Because anyone can contribute in a local project, the challenges and opportunities become more accessible by working with others in your community. As a result, the collective wealth of knowledge, experiences, and resources drawn from the community can translate into practical and effective climate action plans.
Without this intimate knowledge and connection to the community, solutions may fail to address the root causes of the environmental crisis at hand. By making collective decisions rooted within your local community, your climate action plan is holistic, comprehensive, and root-striking.
One example of root-striking local climate action is the growing community rights movement in New Hampshire. In March 2019, Exeter, New Hampshire residents voted to adopt a Right to a Healthy Climate Ordinance. According to the Community Environmental Legal Defense Fund, the Ordinance establishes the community’s right to clean water and air as well as local self-governance, banning toxic corporate activity.
One growing threat is a 27-mile long fracked gas pipeline. This project could contaminate the Piscataqua River watershed, on which communities across eight New Hampshire towns depend for clean water and air.
The community members of Exeter assert that because they live there, they know what’s best for the health of their community, and have a fundamental right to make informed decisions about it.
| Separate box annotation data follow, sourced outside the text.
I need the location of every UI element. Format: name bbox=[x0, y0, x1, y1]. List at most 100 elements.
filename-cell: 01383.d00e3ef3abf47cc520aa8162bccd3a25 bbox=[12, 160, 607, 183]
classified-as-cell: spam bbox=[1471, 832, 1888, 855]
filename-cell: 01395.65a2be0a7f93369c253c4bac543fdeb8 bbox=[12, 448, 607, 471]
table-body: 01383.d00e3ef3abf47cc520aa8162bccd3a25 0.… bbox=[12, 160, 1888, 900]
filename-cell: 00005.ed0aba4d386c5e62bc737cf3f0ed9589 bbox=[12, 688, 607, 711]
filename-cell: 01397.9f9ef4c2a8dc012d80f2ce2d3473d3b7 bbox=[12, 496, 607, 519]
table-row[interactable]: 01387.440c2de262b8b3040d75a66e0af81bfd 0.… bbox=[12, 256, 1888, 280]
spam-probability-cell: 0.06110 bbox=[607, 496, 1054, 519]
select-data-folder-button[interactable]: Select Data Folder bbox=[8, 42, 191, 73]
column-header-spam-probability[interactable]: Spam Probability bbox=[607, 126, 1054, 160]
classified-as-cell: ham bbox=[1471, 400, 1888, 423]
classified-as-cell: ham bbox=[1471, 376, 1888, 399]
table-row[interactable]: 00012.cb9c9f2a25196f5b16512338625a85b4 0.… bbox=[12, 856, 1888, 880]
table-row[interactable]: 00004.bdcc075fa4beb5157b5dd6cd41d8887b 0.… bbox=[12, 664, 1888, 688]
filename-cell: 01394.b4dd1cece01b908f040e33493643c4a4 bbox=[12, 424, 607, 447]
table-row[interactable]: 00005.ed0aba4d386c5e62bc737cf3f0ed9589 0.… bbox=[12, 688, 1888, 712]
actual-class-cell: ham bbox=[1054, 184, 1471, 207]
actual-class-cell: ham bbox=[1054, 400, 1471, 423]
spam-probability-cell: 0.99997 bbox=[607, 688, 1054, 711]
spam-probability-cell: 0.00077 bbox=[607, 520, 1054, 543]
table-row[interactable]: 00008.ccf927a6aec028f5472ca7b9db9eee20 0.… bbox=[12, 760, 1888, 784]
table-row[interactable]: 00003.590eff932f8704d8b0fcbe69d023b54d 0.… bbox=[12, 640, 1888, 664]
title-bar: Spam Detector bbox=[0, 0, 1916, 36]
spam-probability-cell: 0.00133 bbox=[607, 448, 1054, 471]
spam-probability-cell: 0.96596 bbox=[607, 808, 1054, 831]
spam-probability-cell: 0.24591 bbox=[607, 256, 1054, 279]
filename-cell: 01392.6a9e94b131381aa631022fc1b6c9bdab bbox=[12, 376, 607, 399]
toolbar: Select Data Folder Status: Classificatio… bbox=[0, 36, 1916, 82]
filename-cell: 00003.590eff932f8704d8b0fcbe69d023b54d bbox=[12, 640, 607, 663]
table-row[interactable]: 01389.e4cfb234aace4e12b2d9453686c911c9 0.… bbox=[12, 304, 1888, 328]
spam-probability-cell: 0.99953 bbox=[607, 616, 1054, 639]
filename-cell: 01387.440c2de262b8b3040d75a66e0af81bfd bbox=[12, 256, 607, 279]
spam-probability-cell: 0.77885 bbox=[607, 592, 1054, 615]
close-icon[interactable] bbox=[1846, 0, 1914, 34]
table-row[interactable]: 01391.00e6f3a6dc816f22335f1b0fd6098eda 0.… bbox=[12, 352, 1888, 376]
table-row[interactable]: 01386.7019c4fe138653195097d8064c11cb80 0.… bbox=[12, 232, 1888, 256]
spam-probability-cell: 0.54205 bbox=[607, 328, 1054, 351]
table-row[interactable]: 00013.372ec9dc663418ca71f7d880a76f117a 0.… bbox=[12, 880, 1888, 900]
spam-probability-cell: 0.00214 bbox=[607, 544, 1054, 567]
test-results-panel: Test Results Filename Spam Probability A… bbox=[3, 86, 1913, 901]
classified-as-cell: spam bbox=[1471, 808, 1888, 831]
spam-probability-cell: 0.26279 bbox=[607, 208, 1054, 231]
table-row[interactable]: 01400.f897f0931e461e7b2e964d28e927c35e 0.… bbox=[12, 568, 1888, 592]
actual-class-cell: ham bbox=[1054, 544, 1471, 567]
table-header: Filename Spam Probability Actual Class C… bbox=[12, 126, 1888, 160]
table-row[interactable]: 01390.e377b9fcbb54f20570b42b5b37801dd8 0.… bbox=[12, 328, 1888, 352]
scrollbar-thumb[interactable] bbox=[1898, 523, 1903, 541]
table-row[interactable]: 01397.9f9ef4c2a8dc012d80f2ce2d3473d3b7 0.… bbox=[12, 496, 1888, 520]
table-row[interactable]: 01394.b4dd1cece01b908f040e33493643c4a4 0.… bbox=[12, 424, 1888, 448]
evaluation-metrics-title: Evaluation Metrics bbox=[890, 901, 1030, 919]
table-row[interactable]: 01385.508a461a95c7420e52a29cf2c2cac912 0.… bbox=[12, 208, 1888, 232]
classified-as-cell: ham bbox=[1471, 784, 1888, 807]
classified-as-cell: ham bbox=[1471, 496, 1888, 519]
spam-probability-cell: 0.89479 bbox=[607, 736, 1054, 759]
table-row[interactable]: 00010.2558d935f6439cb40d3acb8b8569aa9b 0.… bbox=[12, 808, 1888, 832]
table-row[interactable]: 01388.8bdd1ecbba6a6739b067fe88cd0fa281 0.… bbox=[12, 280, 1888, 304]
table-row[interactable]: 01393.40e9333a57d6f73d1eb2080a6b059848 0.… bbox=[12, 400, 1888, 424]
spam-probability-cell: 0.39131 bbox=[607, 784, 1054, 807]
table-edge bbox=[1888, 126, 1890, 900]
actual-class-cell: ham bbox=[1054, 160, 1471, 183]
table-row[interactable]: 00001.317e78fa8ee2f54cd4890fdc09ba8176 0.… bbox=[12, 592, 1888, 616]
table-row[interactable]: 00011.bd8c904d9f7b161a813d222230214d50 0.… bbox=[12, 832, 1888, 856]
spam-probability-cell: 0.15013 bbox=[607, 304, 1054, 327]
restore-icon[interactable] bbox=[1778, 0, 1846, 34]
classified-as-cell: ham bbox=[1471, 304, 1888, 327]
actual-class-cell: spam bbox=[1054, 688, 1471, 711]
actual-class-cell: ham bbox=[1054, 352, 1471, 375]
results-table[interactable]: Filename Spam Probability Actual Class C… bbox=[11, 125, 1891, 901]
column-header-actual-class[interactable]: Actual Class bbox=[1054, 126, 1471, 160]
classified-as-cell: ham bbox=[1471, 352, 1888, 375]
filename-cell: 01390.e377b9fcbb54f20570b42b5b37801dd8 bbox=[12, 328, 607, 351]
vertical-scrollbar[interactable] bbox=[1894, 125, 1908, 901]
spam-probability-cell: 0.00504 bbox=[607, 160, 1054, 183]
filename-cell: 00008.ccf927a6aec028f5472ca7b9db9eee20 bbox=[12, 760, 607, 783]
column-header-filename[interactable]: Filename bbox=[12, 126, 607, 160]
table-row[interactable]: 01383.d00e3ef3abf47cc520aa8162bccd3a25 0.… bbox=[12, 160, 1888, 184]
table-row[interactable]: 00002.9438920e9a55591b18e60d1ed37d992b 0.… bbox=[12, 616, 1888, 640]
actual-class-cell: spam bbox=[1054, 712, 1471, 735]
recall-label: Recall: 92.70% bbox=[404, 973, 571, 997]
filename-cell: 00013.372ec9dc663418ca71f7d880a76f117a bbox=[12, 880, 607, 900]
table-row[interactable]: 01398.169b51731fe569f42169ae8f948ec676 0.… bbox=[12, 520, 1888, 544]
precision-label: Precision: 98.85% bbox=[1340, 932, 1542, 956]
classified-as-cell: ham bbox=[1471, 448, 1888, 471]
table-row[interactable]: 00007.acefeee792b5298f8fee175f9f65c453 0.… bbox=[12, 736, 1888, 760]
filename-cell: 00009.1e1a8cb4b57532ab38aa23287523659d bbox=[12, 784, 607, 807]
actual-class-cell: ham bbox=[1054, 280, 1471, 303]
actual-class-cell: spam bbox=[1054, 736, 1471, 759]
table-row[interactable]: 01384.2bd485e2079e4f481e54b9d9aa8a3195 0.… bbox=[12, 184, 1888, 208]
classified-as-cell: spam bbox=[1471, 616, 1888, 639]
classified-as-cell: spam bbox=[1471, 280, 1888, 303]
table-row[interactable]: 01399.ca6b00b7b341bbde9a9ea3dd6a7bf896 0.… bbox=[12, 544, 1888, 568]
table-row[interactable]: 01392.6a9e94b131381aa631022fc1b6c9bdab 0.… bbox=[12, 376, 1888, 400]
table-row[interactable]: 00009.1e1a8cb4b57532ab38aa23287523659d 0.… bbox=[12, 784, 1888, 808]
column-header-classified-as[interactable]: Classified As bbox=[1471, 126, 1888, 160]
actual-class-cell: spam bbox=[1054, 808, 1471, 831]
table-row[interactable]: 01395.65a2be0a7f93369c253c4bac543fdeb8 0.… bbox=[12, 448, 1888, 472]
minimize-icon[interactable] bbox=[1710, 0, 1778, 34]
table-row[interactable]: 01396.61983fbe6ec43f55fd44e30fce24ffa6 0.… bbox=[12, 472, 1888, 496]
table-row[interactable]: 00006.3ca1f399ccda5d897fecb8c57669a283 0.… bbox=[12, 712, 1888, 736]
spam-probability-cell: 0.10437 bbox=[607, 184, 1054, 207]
Project developers and state agencies are removed from and far less concerned about the direct impacts of extractive corporate activity on local communities. Exeter residents are ensuring that their collective voice is shaping the decisions impacting their home.
It Starts with Us
The Four Levels of Action framework is useful in determining how to take practical and effective climate action. With the help of your community, you can tackle the most pressing environmental issues through collective action. It’s up to each of us to start the conversation and create the space for bold, collaborative solutions to the climate crisis.